Unincorporated community in Wyoming, United States

The Buttes is an unincorporated community in Albany County, Wyoming, United States. The population was 31 at the 2000 census, when it was a census-designated place (CDP).

==Geography==
According to the United States Census Bureau, in 2000 the CDP has a total area of 4.0 square miles (10.3 km^{2}), of which 3.9 square miles (10.2 km^{2}) is land and 0.04 square mile (0.1 km^{2}) (1.01%) is water.

==Demographics==
As of the census of 2000, there were 31 people, 14 households, and 13 families residing in the CDP. The population density was 7.9 people per square mile (3.0/km^{2}). There were 14 housing units at an average density of 3.6/sq mi (1.4/km^{2}). The racial makeup of the CDP was 100.00% White.

There were 14 households, out of which 14.3% had children under the age of 18 living with them, 92.9% were married couples living together, and 7.1% were non-families. 7.1% of all households were made up of individuals, and none had someone living alone who was 65 years of age or older. The average household size was 2.21 and the average family size was 2.31.

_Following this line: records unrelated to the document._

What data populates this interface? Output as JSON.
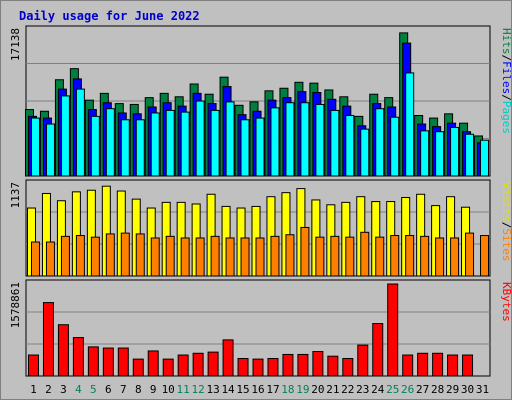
{
  "chart_data": [
    {
      "type": "bar",
      "title": "Daily usage for June 2022",
      "panel": "top",
      "y_max_label": "17138",
      "ylim": [
        0,
        17138
      ],
      "grid": true,
      "categories": [
        "1",
        "2",
        "3",
        "4",
        "5",
        "6",
        "7",
        "8",
        "9",
        "10",
        "11",
        "12",
        "13",
        "14",
        "15",
        "16",
        "17",
        "18",
        "19",
        "20",
        "21",
        "22",
        "23",
        "24",
        "25",
        "26",
        "27",
        "28",
        "29",
        "30",
        "31"
      ],
      "weekend_days": [
        "4",
        "5",
        "11",
        "12",
        "18",
        "19",
        "25",
        "26"
      ],
      "series": [
        {
          "name": "Hits",
          "color": "#008040",
          "values": [
            7800,
            7600,
            11300,
            12600,
            8900,
            9700,
            8500,
            8400,
            9200,
            9700,
            9300,
            10800,
            9600,
            11600,
            8300,
            8700,
            10000,
            10300,
            11000,
            10900,
            10100,
            9300,
            7000,
            9600,
            9200,
            16800,
            7100,
            6800,
            7300,
            6200,
            4700
          ]
        },
        {
          "name": "Files",
          "color": "#0000ff",
          "values": [
            7000,
            6800,
            10200,
            11400,
            7800,
            8600,
            7400,
            7300,
            8100,
            8600,
            8200,
            9700,
            8500,
            10500,
            7200,
            7600,
            8900,
            9200,
            9900,
            9800,
            9000,
            8200,
            5900,
            8500,
            8100,
            15600,
            6100,
            5800,
            6200,
            5200,
            3900
          ]
        },
        {
          "name": "Pages",
          "color": "#00ffff",
          "values": [
            6800,
            6100,
            9400,
            10200,
            7000,
            7900,
            6600,
            6600,
            7400,
            7700,
            7500,
            8800,
            7700,
            8700,
            6600,
            6800,
            8000,
            8600,
            8600,
            8400,
            7700,
            7100,
            5500,
            7900,
            6900,
            12100,
            5300,
            5200,
            5700,
            4900,
            4200
          ]
        }
      ],
      "axis_title": [
        "Hits",
        "/",
        "Files",
        "/",
        "Pages"
      ]
    },
    {
      "type": "bar",
      "panel": "middle",
      "y_max_label": "1137",
      "ylim": [
        0,
        1137
      ],
      "grid": true,
      "categories": [
        "1",
        "2",
        "3",
        "4",
        "5",
        "6",
        "7",
        "8",
        "9",
        "10",
        "11",
        "12",
        "13",
        "14",
        "15",
        "16",
        "17",
        "18",
        "19",
        "20",
        "21",
        "22",
        "23",
        "24",
        "25",
        "26",
        "27",
        "28",
        "29",
        "30",
        "31"
      ],
      "series": [
        {
          "name": "Visits",
          "color": "#ffff00",
          "values": [
            840,
            1020,
            930,
            1040,
            1060,
            1110,
            1050,
            950,
            840,
            910,
            910,
            890,
            1010,
            860,
            840,
            860,
            980,
            1030,
            1080,
            940,
            880,
            910,
            980,
            920,
            920,
            970,
            1010,
            870,
            980,
            850,
            0
          ]
        },
        {
          "name": "Sites",
          "color": "#ff8000",
          "values": [
            420,
            420,
            490,
            500,
            480,
            520,
            530,
            520,
            470,
            490,
            470,
            470,
            490,
            470,
            470,
            470,
            490,
            510,
            600,
            480,
            490,
            480,
            540,
            480,
            500,
            500,
            490,
            470,
            470,
            530,
            500
          ]
        }
      ],
      "axis_title": [
        "Visits",
        "/",
        "Sites"
      ]
    },
    {
      "type": "bar",
      "panel": "bottom",
      "y_max_label": "1578861",
      "ylim": [
        0,
        1578861
      ],
      "grid": true,
      "categories": [
        "1",
        "2",
        "3",
        "4",
        "5",
        "6",
        "7",
        "8",
        "9",
        "10",
        "11",
        "12",
        "13",
        "14",
        "15",
        "16",
        "17",
        "18",
        "19",
        "20",
        "21",
        "22",
        "23",
        "24",
        "25",
        "26",
        "27",
        "28",
        "29",
        "30",
        "31"
      ],
      "series": [
        {
          "name": "KBytes",
          "color": "#ff0000",
          "values": [
            360000,
            1260000,
            880000,
            660000,
            500000,
            480000,
            480000,
            290000,
            430000,
            290000,
            360000,
            390000,
            410000,
            620000,
            300000,
            290000,
            300000,
            370000,
            370000,
            420000,
            340000,
            300000,
            530000,
            900000,
            1578861,
            360000,
            390000,
            390000,
            360000,
            360000,
            0
          ]
        }
      ],
      "axis_title": [
        "KBytes"
      ]
    }
  ],
  "title": "Daily usage for June 2022"
}
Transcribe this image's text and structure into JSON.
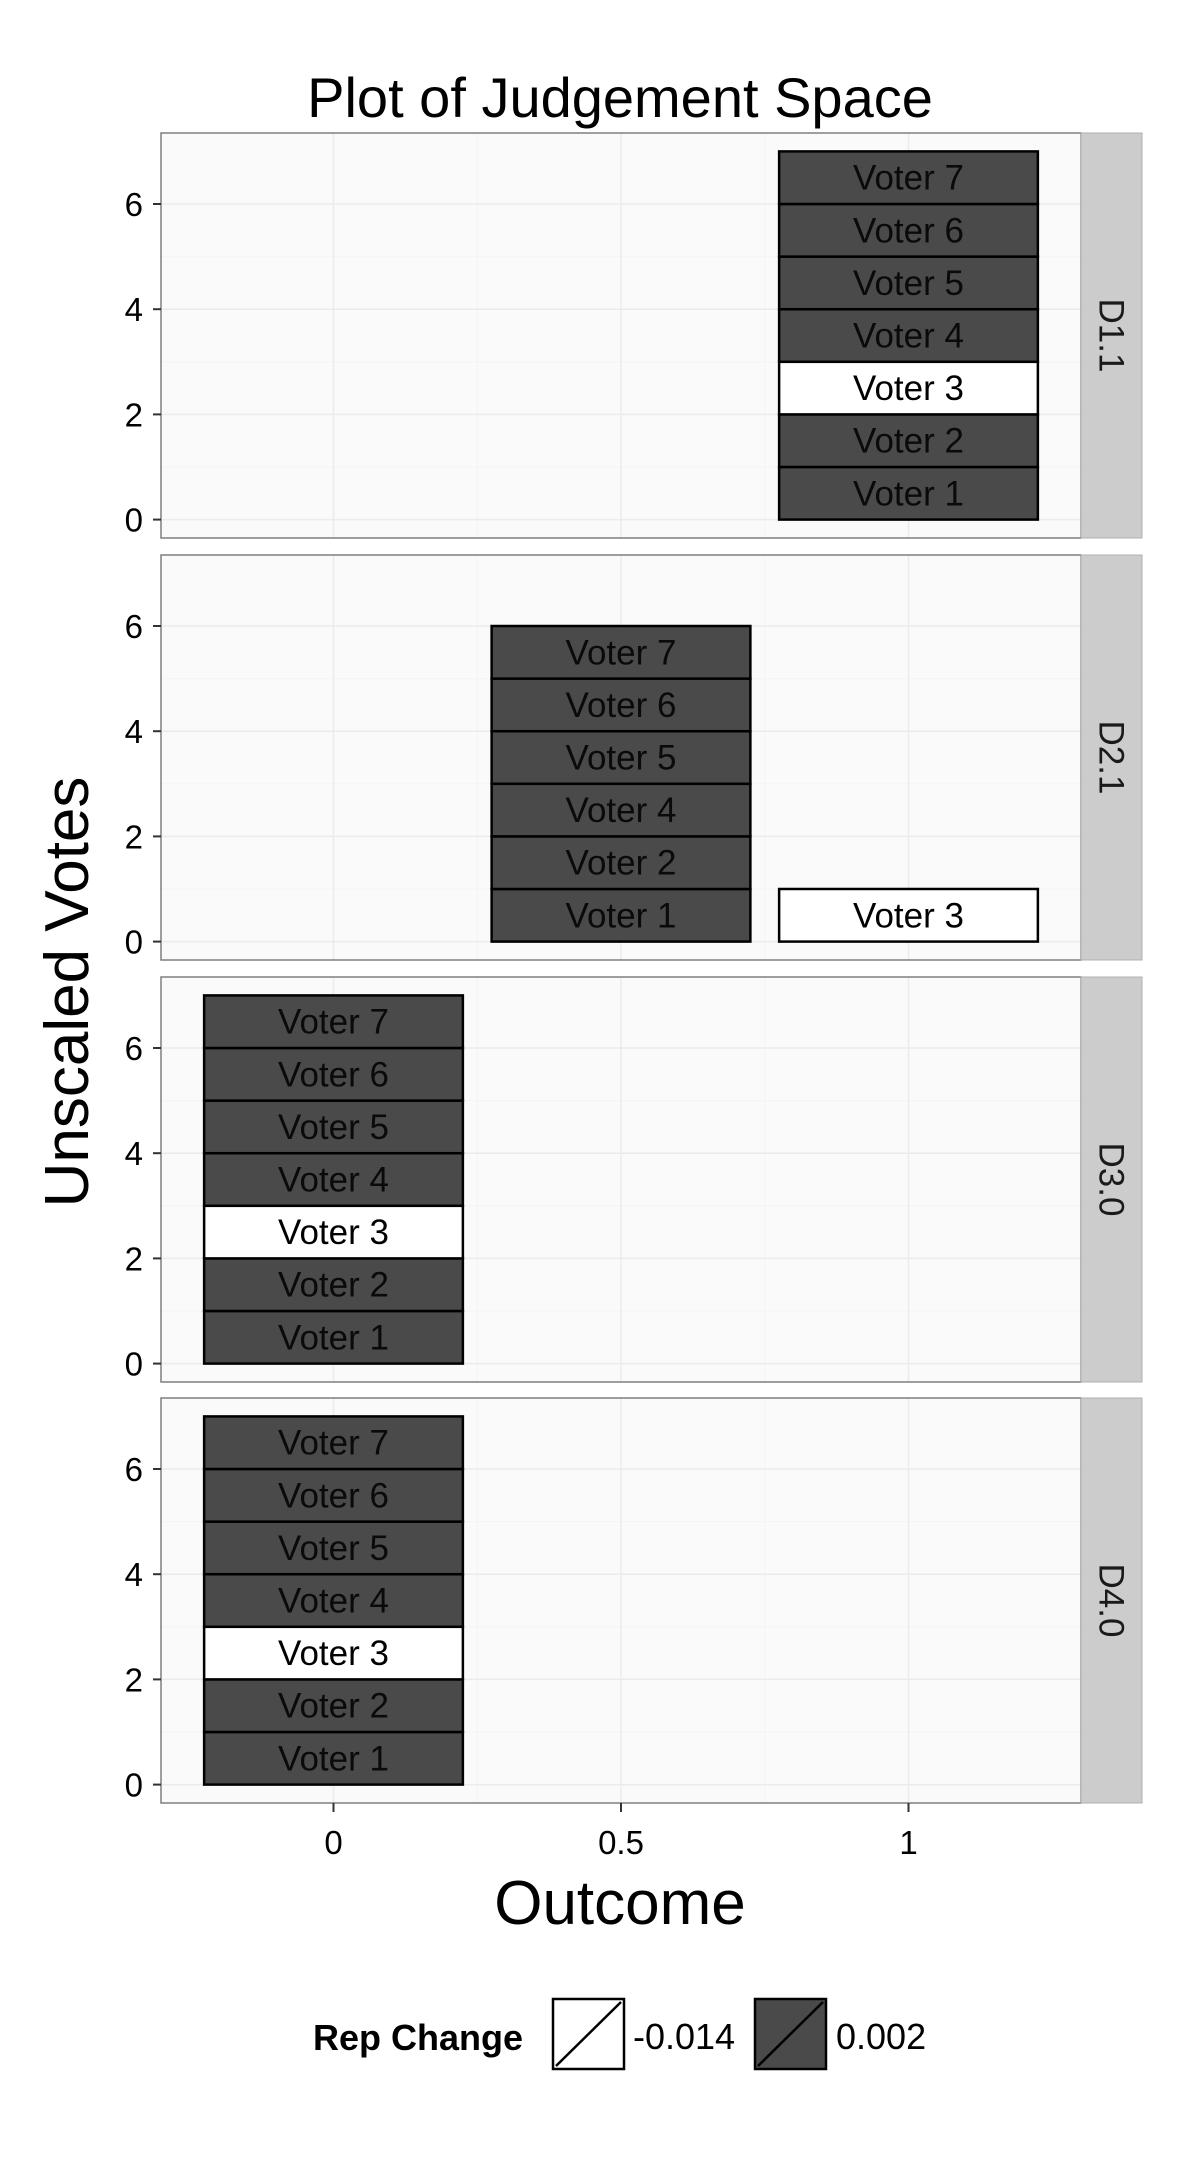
{
  "chart_data": {
    "type": "bar",
    "title": "Plot of Judgement Space",
    "xlabel": "Outcome",
    "ylabel": "Unscaled Votes",
    "x_ticks": [
      "0",
      "0.5",
      "1"
    ],
    "x_tick_values": [
      0,
      0.5,
      1
    ],
    "y_ticks": [
      "0",
      "2",
      "4",
      "6"
    ],
    "y_tick_values": [
      0,
      2,
      4,
      6
    ],
    "xlim": [
      -0.3,
      1.3
    ],
    "ylim": [
      -0.35,
      7.35
    ],
    "bar_width": 0.45,
    "grid": true,
    "legend_position": "bottom",
    "facets": [
      {
        "label": "D1.1",
        "bars": [
          {
            "x": 1,
            "y0": 0,
            "y1": 1,
            "label": "Voter 1",
            "rep_change": "0.002"
          },
          {
            "x": 1,
            "y0": 1,
            "y1": 2,
            "label": "Voter 2",
            "rep_change": "0.002"
          },
          {
            "x": 1,
            "y0": 2,
            "y1": 3,
            "label": "Voter 3",
            "rep_change": "-0.014"
          },
          {
            "x": 1,
            "y0": 3,
            "y1": 4,
            "label": "Voter 4",
            "rep_change": "0.002"
          },
          {
            "x": 1,
            "y0": 4,
            "y1": 5,
            "label": "Voter 5",
            "rep_change": "0.002"
          },
          {
            "x": 1,
            "y0": 5,
            "y1": 6,
            "label": "Voter 6",
            "rep_change": "0.002"
          },
          {
            "x": 1,
            "y0": 6,
            "y1": 7,
            "label": "Voter 7",
            "rep_change": "0.002"
          }
        ]
      },
      {
        "label": "D2.1",
        "bars": [
          {
            "x": 0.5,
            "y0": 0,
            "y1": 1,
            "label": "Voter 1",
            "rep_change": "0.002"
          },
          {
            "x": 0.5,
            "y0": 1,
            "y1": 2,
            "label": "Voter 2",
            "rep_change": "0.002"
          },
          {
            "x": 0.5,
            "y0": 2,
            "y1": 3,
            "label": "Voter 4",
            "rep_change": "0.002"
          },
          {
            "x": 0.5,
            "y0": 3,
            "y1": 4,
            "label": "Voter 5",
            "rep_change": "0.002"
          },
          {
            "x": 0.5,
            "y0": 4,
            "y1": 5,
            "label": "Voter 6",
            "rep_change": "0.002"
          },
          {
            "x": 0.5,
            "y0": 5,
            "y1": 6,
            "label": "Voter 7",
            "rep_change": "0.002"
          },
          {
            "x": 1,
            "y0": 0,
            "y1": 1,
            "label": "Voter 3",
            "rep_change": "-0.014"
          }
        ]
      },
      {
        "label": "D3.0",
        "bars": [
          {
            "x": 0,
            "y0": 0,
            "y1": 1,
            "label": "Voter 1",
            "rep_change": "0.002"
          },
          {
            "x": 0,
            "y0": 1,
            "y1": 2,
            "label": "Voter 2",
            "rep_change": "0.002"
          },
          {
            "x": 0,
            "y0": 2,
            "y1": 3,
            "label": "Voter 3",
            "rep_change": "-0.014"
          },
          {
            "x": 0,
            "y0": 3,
            "y1": 4,
            "label": "Voter 4",
            "rep_change": "0.002"
          },
          {
            "x": 0,
            "y0": 4,
            "y1": 5,
            "label": "Voter 5",
            "rep_change": "0.002"
          },
          {
            "x": 0,
            "y0": 5,
            "y1": 6,
            "label": "Voter 6",
            "rep_change": "0.002"
          },
          {
            "x": 0,
            "y0": 6,
            "y1": 7,
            "label": "Voter 7",
            "rep_change": "0.002"
          }
        ]
      },
      {
        "label": "D4.0",
        "bars": [
          {
            "x": 0,
            "y0": 0,
            "y1": 1,
            "label": "Voter 1",
            "rep_change": "0.002"
          },
          {
            "x": 0,
            "y0": 1,
            "y1": 2,
            "label": "Voter 2",
            "rep_change": "0.002"
          },
          {
            "x": 0,
            "y0": 2,
            "y1": 3,
            "label": "Voter 3",
            "rep_change": "-0.014"
          },
          {
            "x": 0,
            "y0": 3,
            "y1": 4,
            "label": "Voter 4",
            "rep_change": "0.002"
          },
          {
            "x": 0,
            "y0": 4,
            "y1": 5,
            "label": "Voter 5",
            "rep_change": "0.002"
          },
          {
            "x": 0,
            "y0": 5,
            "y1": 6,
            "label": "Voter 6",
            "rep_change": "0.002"
          },
          {
            "x": 0,
            "y0": 6,
            "y1": 7,
            "label": "Voter 7",
            "rep_change": "0.002"
          }
        ]
      }
    ],
    "legend": {
      "title": "Rep Change",
      "entries": [
        {
          "label": "-0.014",
          "fill": "#ffffff"
        },
        {
          "label": "0.002",
          "fill": "#4a4a4a"
        }
      ]
    },
    "colors": {
      "panel_background": "#fafafa",
      "grid_major": "#ebebeb",
      "grid_minor": "#f4f4f4",
      "strip_background": "#cccccc",
      "bar_outline": "#000000",
      "dark_fill": "#4a4a4a",
      "light_fill": "#ffffff"
    }
  }
}
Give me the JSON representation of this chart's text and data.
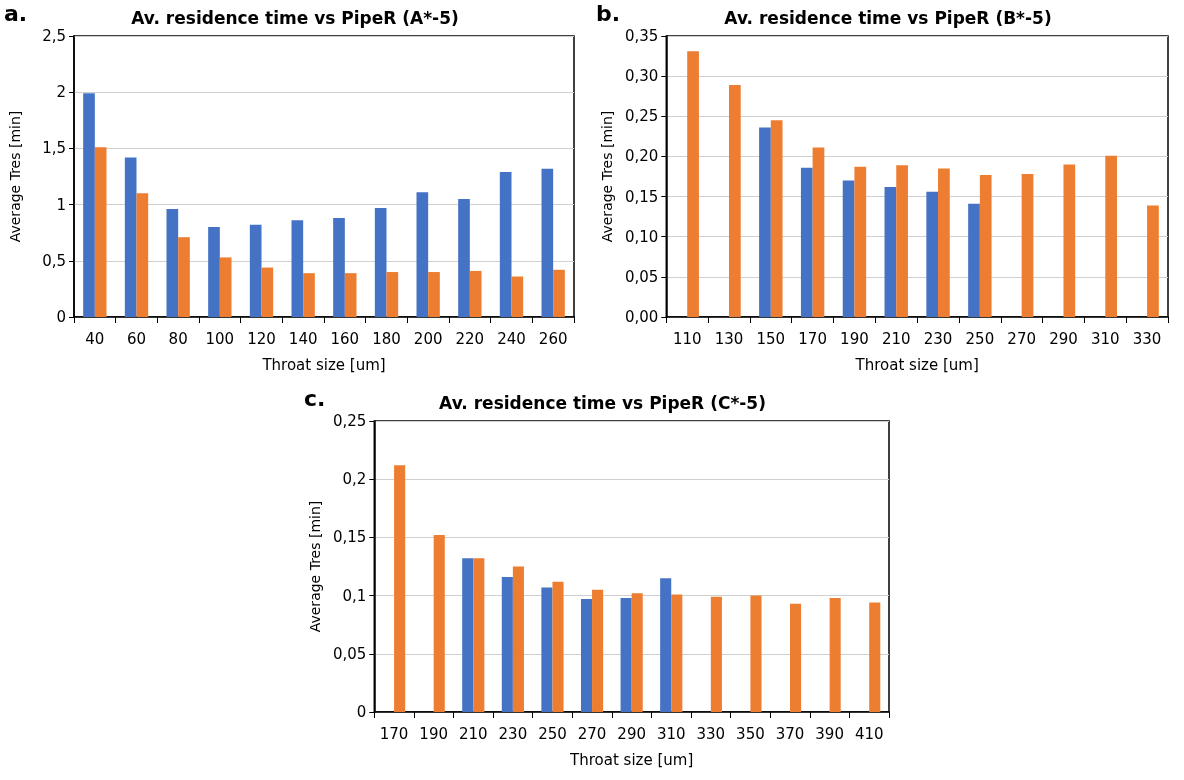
{
  "chart_data": [
    {
      "type": "bar",
      "title": "Av. residence time vs PipeR (A*-5)",
      "xlabel": "Throat size [um]",
      "ylabel": "Average Tres [min]",
      "annotations": [
        "a."
      ],
      "categories": [
        "40",
        "60",
        "80",
        "100",
        "120",
        "140",
        "160",
        "180",
        "200",
        "220",
        "240",
        "260"
      ],
      "series": [
        {
          "color": "#4472c4",
          "values": [
            1.99,
            1.42,
            0.96,
            0.8,
            0.82,
            0.86,
            0.88,
            0.97,
            1.11,
            1.05,
            1.29,
            1.32
          ]
        },
        {
          "color": "#ed7d31",
          "values": [
            1.51,
            1.1,
            0.71,
            0.53,
            0.44,
            0.39,
            0.39,
            0.4,
            0.4,
            0.41,
            0.36,
            0.42
          ]
        }
      ],
      "ylim": [
        0,
        2.5
      ],
      "yticks": [
        0,
        {
          "value": 0.5,
          "label": "0,5"
        },
        1,
        {
          "value": 1.5,
          "label": "1,5"
        },
        2,
        {
          "value": 2.5,
          "label": "2,5"
        }
      ],
      "grid": "y"
    },
    {
      "type": "bar",
      "title": "Av. residence time vs PipeR (B*-5)",
      "xlabel": "Throat size [um]",
      "ylabel": "Average Tres [min]",
      "annotations": [
        "b."
      ],
      "categories": [
        "110",
        "130",
        "150",
        "170",
        "190",
        "210",
        "230",
        "250",
        "270",
        "290",
        "310",
        "330"
      ],
      "series": [
        {
          "color": "#4472c4",
          "values": [
            null,
            null,
            0.236,
            0.186,
            0.17,
            0.162,
            0.156,
            0.141,
            null,
            null,
            null,
            null
          ]
        },
        {
          "color": "#ed7d31",
          "values": [
            0.331,
            0.289,
            0.245,
            0.211,
            0.187,
            0.189,
            0.185,
            0.177,
            0.178,
            0.19,
            0.201,
            0.139
          ]
        }
      ],
      "ylim": [
        0,
        0.35
      ],
      "yticks": [
        {
          "value": 0,
          "label": "0,00"
        },
        {
          "value": 0.05,
          "label": "0,05"
        },
        {
          "value": 0.1,
          "label": "0,10"
        },
        {
          "value": 0.15,
          "label": "0,15"
        },
        {
          "value": 0.2,
          "label": "0,20"
        },
        {
          "value": 0.25,
          "label": "0,25"
        },
        {
          "value": 0.3,
          "label": "0,30"
        },
        {
          "value": 0.35,
          "label": "0,35"
        }
      ],
      "grid": "y"
    },
    {
      "type": "bar",
      "title": "Av. residence time vs PipeR (C*-5)",
      "xlabel": "Throat size [um]",
      "ylabel": "Average Tres [min]",
      "annotations": [
        "c."
      ],
      "categories": [
        "170",
        "190",
        "210",
        "230",
        "250",
        "270",
        "290",
        "310",
        "330",
        "350",
        "370",
        "390",
        "410"
      ],
      "series": [
        {
          "color": "#4472c4",
          "values": [
            null,
            null,
            0.132,
            0.116,
            0.107,
            0.097,
            0.098,
            0.115,
            null,
            null,
            null,
            null,
            null
          ]
        },
        {
          "color": "#ed7d31",
          "values": [
            0.212,
            0.152,
            0.132,
            0.125,
            0.112,
            0.105,
            0.102,
            0.101,
            0.099,
            0.1,
            0.093,
            0.098,
            0.094
          ]
        }
      ],
      "ylim": [
        0,
        0.25
      ],
      "yticks": [
        0,
        {
          "value": 0.05,
          "label": "0,05"
        },
        {
          "value": 0.1,
          "label": "0,1"
        },
        {
          "value": 0.15,
          "label": "0,15"
        },
        {
          "value": 0.2,
          "label": "0,2"
        },
        {
          "value": 0.25,
          "label": "0,25"
        }
      ],
      "grid": "y"
    }
  ]
}
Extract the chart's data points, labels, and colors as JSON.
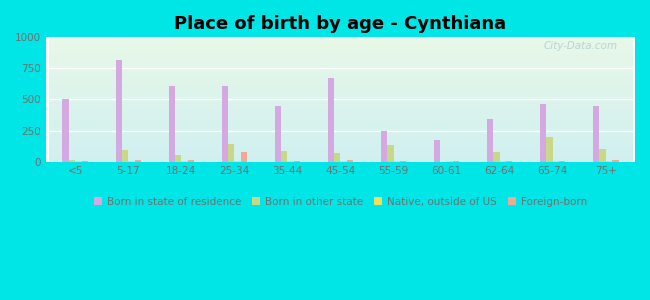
{
  "title": "Place of birth by age - Cynthiana",
  "categories": [
    "<5",
    "5-17",
    "18-24",
    "25-34",
    "35-44",
    "45-54",
    "55-59",
    "60-61",
    "62-64",
    "65-74",
    "75+"
  ],
  "series": {
    "Born in state of residence": [
      500,
      820,
      610,
      610,
      450,
      670,
      245,
      175,
      340,
      460,
      450
    ],
    "Born in other state": [
      10,
      90,
      55,
      140,
      85,
      70,
      130,
      0,
      75,
      200,
      100
    ],
    "Native, outside of US": [
      3,
      3,
      3,
      3,
      3,
      3,
      3,
      3,
      3,
      3,
      3
    ],
    "Foreign-born": [
      8,
      12,
      12,
      75,
      8,
      12,
      3,
      3,
      8,
      8,
      12
    ]
  },
  "colors": {
    "Born in state of residence": "#d4a8e0",
    "Born in other state": "#c8d888",
    "Native, outside of US": "#f0e060",
    "Foreign-born": "#f0a898"
  },
  "ylim": [
    0,
    1000
  ],
  "yticks": [
    0,
    250,
    500,
    750,
    1000
  ],
  "background_color": "#00e5e5",
  "bar_width": 0.12,
  "title_fontsize": 13,
  "tick_fontsize": 7.5,
  "legend_fontsize": 7.5,
  "watermark": "City-Data.com",
  "bg_gradient_colors": [
    "#e8f5e8",
    "#e0f0ee",
    "#d8eef4"
  ],
  "grid_color": "#ffffff",
  "tick_color": "#707070"
}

In the CDP the population was spread out, with 12.9% under the age of 18, 12.9% from 25 to 44, 67.7% from 45 to 64, and 6.5% who were 65 years of age or older. The median age was 52 years. For every 100 females, there were 93.8 males. For every 100 females age 18 and over, there were 107.7 males.

The median income for a household in the CDP was $63,750, and the median income for a family was $63,750. Males had a median income of $46,250 versus $18,750 for females. The per capita income for the CDP was $16,154. None of the population or families were below the poverty line.

==Education==
Public education in the community of The Buttes is provided by Albany County School District #1.

== Infrastructure ==
=== Utilities ===
Electrical power in the community of The Buttes is provided by Carbon Power and Light, Inc.